UN envoy Stefano de Mistura appeals for help for Kobane:
The Turks are saying the right thing: there should be a comprehensive, coalition-backed effort. But they are doing the wrong thing by withholding military assistance. They are not even allowing reinforcements, supplies and ammunition to reach the Kurdish fighters. Turkish tanks sit idle just across the border, outside the town.
The differences go beyond Kobane. It is, as Ankara asserts, a mistake for the coalition not to target regime forces in Syria, which continue to bombard civilian populations. But allowing ISIS forces to decimate the Kurdish town is an odd way to object to inadequate action against Bashar al Assad.
Coalition warfare is not pretty. The members often differ in objectives, strategy and tactics. They may even compete for turf. But what is happening right now in Syria is uglier than usual.

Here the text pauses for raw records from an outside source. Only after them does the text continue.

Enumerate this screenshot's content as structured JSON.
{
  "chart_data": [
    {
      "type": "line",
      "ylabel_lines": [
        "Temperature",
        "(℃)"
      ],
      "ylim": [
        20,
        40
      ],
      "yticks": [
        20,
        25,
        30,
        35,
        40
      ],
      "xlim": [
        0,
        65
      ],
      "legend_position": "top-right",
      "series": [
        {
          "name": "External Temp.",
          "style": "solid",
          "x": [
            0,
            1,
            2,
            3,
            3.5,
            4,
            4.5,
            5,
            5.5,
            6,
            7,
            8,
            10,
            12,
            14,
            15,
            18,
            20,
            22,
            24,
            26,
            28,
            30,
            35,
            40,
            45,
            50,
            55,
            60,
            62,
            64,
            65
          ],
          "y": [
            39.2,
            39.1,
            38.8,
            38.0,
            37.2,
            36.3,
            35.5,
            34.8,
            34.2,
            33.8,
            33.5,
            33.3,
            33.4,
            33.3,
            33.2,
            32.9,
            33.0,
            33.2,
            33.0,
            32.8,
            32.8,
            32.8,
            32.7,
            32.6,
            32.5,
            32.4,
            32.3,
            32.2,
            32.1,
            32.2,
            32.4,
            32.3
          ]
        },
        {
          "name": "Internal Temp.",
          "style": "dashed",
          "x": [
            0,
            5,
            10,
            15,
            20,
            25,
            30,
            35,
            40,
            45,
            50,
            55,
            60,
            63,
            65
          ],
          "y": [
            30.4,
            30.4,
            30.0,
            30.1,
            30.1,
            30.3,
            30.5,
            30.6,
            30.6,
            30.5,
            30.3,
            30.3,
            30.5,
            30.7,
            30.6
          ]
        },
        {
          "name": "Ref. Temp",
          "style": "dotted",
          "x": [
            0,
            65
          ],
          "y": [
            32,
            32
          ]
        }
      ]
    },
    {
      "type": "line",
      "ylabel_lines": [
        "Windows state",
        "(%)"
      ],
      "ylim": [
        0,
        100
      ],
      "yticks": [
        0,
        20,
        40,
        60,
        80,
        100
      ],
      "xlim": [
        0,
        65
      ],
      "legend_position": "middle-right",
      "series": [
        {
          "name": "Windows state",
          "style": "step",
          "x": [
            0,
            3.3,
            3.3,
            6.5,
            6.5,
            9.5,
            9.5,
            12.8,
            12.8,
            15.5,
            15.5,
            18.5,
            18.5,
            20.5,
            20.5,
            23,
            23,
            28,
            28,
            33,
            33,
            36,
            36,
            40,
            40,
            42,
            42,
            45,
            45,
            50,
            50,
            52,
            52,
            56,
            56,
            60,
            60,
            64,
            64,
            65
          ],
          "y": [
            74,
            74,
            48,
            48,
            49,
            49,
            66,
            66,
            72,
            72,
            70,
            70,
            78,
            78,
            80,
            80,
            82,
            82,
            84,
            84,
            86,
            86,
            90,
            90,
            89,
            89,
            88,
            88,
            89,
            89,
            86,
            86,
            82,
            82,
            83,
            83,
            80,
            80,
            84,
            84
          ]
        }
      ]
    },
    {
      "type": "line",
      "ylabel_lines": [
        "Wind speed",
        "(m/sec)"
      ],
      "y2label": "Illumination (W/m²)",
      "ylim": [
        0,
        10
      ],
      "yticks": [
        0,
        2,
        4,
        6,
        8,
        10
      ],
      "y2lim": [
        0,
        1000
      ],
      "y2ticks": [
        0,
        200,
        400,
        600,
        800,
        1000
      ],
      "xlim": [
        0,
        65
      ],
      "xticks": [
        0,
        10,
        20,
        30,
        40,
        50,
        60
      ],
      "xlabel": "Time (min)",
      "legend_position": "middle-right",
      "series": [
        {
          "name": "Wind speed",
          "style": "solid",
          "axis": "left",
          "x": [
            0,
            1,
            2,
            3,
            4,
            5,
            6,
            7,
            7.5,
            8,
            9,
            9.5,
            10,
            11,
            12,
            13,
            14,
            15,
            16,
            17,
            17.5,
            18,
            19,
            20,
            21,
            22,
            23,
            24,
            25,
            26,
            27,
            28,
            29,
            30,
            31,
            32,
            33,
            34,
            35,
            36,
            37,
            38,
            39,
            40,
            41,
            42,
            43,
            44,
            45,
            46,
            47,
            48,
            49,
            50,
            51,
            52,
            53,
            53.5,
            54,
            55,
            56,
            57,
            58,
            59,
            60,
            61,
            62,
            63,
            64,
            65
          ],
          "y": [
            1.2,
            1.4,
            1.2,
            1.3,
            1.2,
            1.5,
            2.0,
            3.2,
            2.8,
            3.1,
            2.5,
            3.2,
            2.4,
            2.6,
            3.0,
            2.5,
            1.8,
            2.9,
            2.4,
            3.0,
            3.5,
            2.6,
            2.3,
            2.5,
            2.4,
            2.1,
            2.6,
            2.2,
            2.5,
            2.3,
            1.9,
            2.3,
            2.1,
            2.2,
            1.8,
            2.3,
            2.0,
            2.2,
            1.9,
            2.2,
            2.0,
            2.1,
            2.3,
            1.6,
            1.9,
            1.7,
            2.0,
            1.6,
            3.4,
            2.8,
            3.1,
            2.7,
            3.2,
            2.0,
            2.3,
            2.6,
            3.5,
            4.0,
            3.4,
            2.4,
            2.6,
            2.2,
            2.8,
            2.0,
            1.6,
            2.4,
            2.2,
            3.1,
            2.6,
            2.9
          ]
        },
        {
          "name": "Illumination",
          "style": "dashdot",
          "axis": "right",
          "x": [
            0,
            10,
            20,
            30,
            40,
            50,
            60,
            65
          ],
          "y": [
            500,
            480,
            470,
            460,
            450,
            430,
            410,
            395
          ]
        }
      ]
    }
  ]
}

A NATO ally is refusing to up the ante against ISIS when it can readily do so with few or no losses. Ankara is also failing to come to the aid of people closely related to an important minority community inside Turkey. That isn’t going to help settle issues with Turkey’s own Kurdish insurgents.
America too often loses its wars away from the battlefield. General Allen, the new American envoy for the fight against ISIS, has been in Turkey for two days trying to sort out the situation. Apparently to no avail. That seems extraordinary to me. Either President Erdogan or President Obama needs to bend. Both would be my preference: the Turks at least to allow resupply, the Americans to at least begin to target regime forces that attack civilians.
At least in public, the Obama administration is framing the Kobane situation as a public relations problem. So it is, but it is also more. Failure to save Kobane will leave a long stretch of the Syrian side of the border with Turkey in ISIS hands. It would be surprising if the jihadists didn’t take advantage of that not only to resupply themselves but also to infiltrate Turkey.
Even if Kobane is not militarily strategic, defeating the ISIS effort there could deprive it of manpower and blunt its momentum, which is strong not only in northern Turkey but also in Iraq’s Anbar province, where ISIS forces are expanding their areas of control.
The fight against ISIS, which is proving a capable enemy, can’t be won quickly. But it can be lost in these early stages, when Syrian and Iraqi resistance to ISIS is still weak, poorly trained and inadequately armed. The air attacks can also inadvertently help Bashar al Assad. President Obama should err on the side of doing too much, not too little.